Jan
10
2014

Review of Income Tax Deduction Rules for Charitable Gifts

zuckerbergThe Chronicle of Philanthropy recently released its list of the Top 10 biggest charitable gifts of 2013 (which is really the Top 15, since 5 gifts tied at 10th place), and do they make me wish I qualified as a charity!

Topping the list at Number 1 were Mark Zuckerberg of Facebook, and his wife, Priscilla Chan, who gifted $992.2 million of Facebook shares to the Silicon Valley Community Foundation. Number 2 on the list were Nike Chairman Phil Knight and his wife, Penelope Knight, who made a $500 million pledge to the Oregon Health and Science University Foundation.

The list continues:

3. Michael Bloomberg: $350 million pledge to Johns Hopkins University
4. Charles B. Johnson: $250 million pledge to Yale University
5. Stephen Ross: $200 million pledge to University of Michigan
6. Muriel Block: $160 million bequest to Yeshiva University
7. John Arrillaga: $151 million pledge to Stanford University
8. Irwin and Joan Jacobs: $133 million pledge to Cornell NYC Tech
9. Charles Munger: $110 million pledge to University of Michigan

And tying for the number 10 spot,

David Koch: $100 million pledge to New York-Presbyterian Hospital
Frank McCourt: $100 million pledge to Georgetown University
Ronald Perelman: $100 million pledge to Columbia Business School
T. Denny Sanford: $100 million pledge to University of California at San Diego
Stephen Schwarzman: $100 million pledge to Tsinghua University in Beijing
Deborah Joy Simon: $100 million pledge to Mercersburg Academy

While the rest of us may not have the ability to make charitable donations of this magnitude (or maybe you’re the lucky reader who does!), we thought this might be a good time to review some of the basic income tax deductions available for gifts to charities.

Section 170 of the Internal Revenue Code (the “Code”) governs income tax deductions for charitable contributions. In the case of an individual making a cash gift to a Section 501(c)(3) organization classified as a “public charity” (such as churches, schools, hospitals, and governmental units), the gift is deductible for federal income tax purposes so long as the aggregate gifts do not exceed fifty percent (50%) of the taxpayer’s adjusted gross income (“AGI”) for the taxable year.

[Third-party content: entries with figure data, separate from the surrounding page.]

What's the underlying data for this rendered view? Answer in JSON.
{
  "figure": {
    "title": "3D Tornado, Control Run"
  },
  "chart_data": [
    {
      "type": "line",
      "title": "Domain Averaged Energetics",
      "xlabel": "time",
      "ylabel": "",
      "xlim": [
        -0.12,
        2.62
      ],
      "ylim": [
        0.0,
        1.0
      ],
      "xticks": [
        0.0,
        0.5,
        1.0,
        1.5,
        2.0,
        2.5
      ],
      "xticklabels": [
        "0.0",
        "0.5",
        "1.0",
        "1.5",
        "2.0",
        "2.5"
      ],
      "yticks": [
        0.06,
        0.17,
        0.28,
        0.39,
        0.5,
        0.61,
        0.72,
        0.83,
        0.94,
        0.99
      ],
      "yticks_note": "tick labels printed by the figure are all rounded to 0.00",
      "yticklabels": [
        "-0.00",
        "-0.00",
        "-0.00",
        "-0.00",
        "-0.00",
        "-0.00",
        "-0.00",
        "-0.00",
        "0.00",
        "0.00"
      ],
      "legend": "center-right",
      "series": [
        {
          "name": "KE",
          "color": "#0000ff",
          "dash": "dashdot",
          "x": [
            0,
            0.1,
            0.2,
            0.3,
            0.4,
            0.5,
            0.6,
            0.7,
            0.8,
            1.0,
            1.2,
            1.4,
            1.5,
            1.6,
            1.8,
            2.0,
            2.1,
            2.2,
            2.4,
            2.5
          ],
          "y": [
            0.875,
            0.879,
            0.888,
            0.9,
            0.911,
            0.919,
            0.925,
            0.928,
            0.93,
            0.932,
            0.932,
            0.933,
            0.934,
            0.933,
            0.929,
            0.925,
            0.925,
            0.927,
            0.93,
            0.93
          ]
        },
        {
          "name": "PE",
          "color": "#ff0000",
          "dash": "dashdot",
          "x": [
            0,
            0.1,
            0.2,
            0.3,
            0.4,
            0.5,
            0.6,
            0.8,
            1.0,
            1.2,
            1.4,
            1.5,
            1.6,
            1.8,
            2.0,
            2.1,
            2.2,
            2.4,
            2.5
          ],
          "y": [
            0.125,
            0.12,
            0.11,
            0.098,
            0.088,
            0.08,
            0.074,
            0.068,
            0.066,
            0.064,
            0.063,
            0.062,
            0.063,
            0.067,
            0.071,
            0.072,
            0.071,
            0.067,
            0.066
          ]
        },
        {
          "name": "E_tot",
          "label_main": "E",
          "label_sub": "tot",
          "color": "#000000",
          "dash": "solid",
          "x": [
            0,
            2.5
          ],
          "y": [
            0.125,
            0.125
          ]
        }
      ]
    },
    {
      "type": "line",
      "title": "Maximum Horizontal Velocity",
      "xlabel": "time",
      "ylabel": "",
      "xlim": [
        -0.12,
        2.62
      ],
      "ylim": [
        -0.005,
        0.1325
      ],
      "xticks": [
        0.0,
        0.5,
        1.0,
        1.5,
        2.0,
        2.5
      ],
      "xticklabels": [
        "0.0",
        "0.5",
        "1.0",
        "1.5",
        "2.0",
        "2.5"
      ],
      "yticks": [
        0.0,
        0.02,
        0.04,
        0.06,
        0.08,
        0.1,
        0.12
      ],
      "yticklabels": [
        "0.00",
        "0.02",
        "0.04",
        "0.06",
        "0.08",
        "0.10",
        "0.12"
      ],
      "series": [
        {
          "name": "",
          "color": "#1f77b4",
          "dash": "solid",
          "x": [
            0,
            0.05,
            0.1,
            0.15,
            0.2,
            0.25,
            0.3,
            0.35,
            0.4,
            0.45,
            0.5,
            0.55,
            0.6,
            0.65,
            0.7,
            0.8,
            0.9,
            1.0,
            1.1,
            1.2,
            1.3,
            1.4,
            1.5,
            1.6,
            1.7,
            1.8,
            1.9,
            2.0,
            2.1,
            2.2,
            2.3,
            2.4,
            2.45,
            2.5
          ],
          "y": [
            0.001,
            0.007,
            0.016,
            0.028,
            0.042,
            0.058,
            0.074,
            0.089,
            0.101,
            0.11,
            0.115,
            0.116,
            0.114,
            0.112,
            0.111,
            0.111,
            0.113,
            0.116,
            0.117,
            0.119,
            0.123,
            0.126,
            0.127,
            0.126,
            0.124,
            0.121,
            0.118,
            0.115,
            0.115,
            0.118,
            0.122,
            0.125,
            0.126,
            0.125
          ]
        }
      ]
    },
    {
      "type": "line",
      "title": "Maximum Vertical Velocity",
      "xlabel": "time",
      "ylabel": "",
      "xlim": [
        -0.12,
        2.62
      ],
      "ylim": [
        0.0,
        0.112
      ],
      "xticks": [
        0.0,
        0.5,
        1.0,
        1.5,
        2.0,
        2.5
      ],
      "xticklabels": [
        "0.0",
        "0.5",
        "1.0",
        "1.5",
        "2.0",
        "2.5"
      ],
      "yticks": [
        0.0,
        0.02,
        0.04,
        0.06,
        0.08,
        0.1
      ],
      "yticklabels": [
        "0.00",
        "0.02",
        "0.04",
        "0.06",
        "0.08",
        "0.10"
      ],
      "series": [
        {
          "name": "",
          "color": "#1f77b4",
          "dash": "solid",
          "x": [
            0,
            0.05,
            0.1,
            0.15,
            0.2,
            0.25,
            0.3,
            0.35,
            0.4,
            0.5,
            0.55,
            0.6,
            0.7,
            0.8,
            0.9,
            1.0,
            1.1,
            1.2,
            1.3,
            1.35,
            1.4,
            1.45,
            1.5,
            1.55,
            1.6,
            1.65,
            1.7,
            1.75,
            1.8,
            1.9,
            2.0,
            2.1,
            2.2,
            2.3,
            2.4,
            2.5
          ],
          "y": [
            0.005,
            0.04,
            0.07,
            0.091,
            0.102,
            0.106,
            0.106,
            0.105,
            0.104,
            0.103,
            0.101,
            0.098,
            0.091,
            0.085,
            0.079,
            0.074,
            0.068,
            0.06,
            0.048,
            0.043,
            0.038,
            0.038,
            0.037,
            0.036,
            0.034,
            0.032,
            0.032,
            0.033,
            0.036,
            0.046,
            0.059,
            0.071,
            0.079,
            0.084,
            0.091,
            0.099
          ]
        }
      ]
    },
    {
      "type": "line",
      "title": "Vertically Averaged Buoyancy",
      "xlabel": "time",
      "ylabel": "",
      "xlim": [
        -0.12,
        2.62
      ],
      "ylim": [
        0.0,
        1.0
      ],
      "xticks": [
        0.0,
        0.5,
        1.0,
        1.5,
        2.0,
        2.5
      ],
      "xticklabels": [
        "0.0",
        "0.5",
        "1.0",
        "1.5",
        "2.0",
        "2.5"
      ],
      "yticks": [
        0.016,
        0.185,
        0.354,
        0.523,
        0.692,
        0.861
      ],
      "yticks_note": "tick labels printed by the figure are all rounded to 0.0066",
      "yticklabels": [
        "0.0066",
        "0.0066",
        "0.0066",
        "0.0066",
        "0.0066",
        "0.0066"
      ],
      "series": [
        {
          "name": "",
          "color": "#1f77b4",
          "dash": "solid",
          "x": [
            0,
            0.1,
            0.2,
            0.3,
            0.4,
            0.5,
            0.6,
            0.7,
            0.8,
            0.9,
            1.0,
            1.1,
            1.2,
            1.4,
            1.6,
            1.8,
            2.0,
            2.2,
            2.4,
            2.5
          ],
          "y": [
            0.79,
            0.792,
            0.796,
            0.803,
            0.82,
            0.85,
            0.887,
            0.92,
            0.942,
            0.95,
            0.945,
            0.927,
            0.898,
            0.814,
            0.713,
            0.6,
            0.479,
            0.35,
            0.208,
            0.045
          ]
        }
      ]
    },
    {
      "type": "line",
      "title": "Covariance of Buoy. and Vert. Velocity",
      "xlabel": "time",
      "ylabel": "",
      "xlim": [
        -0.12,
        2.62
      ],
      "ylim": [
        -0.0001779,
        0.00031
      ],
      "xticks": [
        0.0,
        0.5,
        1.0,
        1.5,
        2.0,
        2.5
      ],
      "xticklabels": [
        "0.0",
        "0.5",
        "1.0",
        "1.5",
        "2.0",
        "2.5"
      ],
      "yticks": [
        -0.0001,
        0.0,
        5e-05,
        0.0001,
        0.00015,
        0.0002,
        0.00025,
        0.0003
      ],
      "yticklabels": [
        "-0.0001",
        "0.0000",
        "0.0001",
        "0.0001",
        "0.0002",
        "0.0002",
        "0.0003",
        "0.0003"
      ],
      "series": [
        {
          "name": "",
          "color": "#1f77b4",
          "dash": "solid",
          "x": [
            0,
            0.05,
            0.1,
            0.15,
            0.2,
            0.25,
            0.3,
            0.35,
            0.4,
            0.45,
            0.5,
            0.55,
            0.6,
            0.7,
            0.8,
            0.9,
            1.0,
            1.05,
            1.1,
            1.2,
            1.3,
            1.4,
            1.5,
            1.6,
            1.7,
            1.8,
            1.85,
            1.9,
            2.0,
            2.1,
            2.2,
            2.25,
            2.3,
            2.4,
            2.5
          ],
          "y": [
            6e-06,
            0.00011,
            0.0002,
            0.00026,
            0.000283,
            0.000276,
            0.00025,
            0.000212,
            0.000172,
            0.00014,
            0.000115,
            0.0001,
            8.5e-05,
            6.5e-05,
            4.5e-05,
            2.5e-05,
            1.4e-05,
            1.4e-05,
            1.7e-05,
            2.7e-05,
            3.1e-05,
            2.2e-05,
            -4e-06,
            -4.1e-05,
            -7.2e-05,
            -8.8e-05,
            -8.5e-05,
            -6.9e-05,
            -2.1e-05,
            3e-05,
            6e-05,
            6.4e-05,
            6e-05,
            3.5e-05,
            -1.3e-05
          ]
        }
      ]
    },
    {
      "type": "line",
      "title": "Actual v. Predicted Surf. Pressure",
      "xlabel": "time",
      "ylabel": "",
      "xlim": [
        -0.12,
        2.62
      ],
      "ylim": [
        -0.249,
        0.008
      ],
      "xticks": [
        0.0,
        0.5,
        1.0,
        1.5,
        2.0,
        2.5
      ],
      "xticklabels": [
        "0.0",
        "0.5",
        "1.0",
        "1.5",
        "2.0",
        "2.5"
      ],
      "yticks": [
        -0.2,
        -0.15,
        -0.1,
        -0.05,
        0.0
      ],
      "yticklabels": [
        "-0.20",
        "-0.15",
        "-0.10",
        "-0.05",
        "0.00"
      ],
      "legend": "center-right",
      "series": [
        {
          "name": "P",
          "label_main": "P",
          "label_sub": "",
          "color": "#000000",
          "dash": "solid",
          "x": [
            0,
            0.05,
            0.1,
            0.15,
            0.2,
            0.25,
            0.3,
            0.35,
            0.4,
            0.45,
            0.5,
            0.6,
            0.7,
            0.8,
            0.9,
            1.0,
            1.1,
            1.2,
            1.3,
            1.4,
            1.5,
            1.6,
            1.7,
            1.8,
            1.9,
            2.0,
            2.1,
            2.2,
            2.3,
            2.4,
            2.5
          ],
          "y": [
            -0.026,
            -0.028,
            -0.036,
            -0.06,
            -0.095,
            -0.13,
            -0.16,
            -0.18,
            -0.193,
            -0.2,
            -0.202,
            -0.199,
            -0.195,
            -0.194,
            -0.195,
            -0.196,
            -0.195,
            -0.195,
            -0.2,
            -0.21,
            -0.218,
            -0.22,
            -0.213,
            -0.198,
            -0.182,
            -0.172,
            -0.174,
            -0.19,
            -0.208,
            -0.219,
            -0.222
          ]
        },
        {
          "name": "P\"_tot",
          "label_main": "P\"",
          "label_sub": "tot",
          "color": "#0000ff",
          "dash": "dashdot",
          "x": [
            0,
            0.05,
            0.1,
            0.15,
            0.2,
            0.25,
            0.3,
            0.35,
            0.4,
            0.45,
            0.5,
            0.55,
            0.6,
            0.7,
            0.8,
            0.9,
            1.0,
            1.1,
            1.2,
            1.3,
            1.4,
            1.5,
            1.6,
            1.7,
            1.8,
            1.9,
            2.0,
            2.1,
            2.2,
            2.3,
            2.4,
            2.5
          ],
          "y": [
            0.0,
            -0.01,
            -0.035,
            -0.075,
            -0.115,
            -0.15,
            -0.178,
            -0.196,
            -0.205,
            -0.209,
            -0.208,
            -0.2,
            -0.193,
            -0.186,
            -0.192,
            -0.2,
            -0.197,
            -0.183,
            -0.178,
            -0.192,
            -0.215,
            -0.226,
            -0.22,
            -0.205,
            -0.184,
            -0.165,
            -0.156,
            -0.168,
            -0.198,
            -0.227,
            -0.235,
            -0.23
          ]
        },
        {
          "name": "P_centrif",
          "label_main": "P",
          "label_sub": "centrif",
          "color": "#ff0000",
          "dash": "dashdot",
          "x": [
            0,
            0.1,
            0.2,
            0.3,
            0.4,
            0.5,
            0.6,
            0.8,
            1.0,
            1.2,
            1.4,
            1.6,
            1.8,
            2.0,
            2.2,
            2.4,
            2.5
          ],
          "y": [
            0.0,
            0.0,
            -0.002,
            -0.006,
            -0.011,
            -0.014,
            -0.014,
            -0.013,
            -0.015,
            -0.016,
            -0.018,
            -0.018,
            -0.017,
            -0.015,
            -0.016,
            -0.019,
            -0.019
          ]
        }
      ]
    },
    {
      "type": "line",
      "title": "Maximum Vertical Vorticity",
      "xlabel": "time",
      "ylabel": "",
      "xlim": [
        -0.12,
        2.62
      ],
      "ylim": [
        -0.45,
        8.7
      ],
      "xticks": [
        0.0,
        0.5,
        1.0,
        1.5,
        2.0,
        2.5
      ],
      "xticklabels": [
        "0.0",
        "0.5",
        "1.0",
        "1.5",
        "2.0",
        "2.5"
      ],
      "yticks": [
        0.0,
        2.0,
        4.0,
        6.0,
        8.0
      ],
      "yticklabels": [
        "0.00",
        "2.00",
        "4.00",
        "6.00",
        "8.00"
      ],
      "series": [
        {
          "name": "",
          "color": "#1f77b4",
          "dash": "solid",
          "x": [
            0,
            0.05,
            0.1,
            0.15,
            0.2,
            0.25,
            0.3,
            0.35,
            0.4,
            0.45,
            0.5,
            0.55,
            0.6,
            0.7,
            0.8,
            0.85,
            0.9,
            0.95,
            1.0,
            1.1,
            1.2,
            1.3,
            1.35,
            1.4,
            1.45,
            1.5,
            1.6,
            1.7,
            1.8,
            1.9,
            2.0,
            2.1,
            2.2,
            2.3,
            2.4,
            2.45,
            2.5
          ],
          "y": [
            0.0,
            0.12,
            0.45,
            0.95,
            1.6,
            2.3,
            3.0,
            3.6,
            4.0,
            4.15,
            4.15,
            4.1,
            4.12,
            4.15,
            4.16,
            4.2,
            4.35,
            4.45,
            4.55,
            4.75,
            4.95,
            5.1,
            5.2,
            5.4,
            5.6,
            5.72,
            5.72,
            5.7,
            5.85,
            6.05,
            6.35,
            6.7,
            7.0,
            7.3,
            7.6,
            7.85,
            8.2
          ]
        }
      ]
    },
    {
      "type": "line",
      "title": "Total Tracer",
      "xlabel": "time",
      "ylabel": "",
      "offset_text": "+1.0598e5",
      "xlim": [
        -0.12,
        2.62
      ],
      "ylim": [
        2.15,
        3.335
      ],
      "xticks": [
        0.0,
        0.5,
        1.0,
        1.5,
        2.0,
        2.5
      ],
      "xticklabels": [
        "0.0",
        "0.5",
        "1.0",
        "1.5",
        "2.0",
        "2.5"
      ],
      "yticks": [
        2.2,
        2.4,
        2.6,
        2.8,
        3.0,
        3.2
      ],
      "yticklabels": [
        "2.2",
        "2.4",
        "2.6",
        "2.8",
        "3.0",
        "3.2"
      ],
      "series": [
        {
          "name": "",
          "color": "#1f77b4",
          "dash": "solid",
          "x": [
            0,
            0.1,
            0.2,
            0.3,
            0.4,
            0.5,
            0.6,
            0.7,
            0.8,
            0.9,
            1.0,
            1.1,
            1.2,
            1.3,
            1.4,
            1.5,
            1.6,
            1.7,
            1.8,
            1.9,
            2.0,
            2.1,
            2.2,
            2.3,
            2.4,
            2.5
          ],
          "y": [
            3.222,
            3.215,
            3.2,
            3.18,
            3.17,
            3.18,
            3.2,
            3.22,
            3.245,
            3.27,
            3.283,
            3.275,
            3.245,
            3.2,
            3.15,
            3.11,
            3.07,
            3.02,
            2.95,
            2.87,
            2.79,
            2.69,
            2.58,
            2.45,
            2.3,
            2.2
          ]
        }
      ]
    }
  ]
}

In the case of a contribution of capital gain property to a public charity, a taxpayer can only deduct such contributions up to thirty percent (30%) of the taxpayer’s AGI for the taxable year. The amount of capital gain property contributed is taken into account after all other charitable contributions to public charities. Therefore, if the taxpayer contributes 30% of his or her AGI in non-capital gain assets and 30% of his or her AGI in capital gain assets, the non-capital gain assets will be applied first, then 20% of the capital gain property will be allowed, with the remaining 10% exceeding the taxpayer’s total 50% limit. Any excess contributions will be treated as a contribution in each of the five succeeding taxable years.

If a taxpayer contributes cash to a Section 501(c)(3) organization that is not classified as a public charity, such as to a private non-operating foundation, then the deductions for such contributions may not exceed the lesser of thirty percent (30%) of the taxpayer’s AGI or the excess of fifty percent (50%) of the taxpayer’s AGI for the taxable year over the amount of contributions of cash made to public charities.

If a taxpayer contributes capital gain property to a Section 501(c)(3) organization that is not classified as a public charity, then the amount of the contributions allowable for deduction purposes shall not exceed the lesser of twenty percent (20%) of the taxpayer’s AGI for the taxable year, or “the excess of thirty percent (30%) of the taxpayer’s AGI for the taxable year over the amount of the contributions of capital gain property” to public charities. Contributions of capital gain property to which this twenty percent (20%) limitation apply shall be taken into account after all other charitable contributions. Any excess contributions will be treated as a charitable contribution of capital gain property in each of the five succeeding taxable years.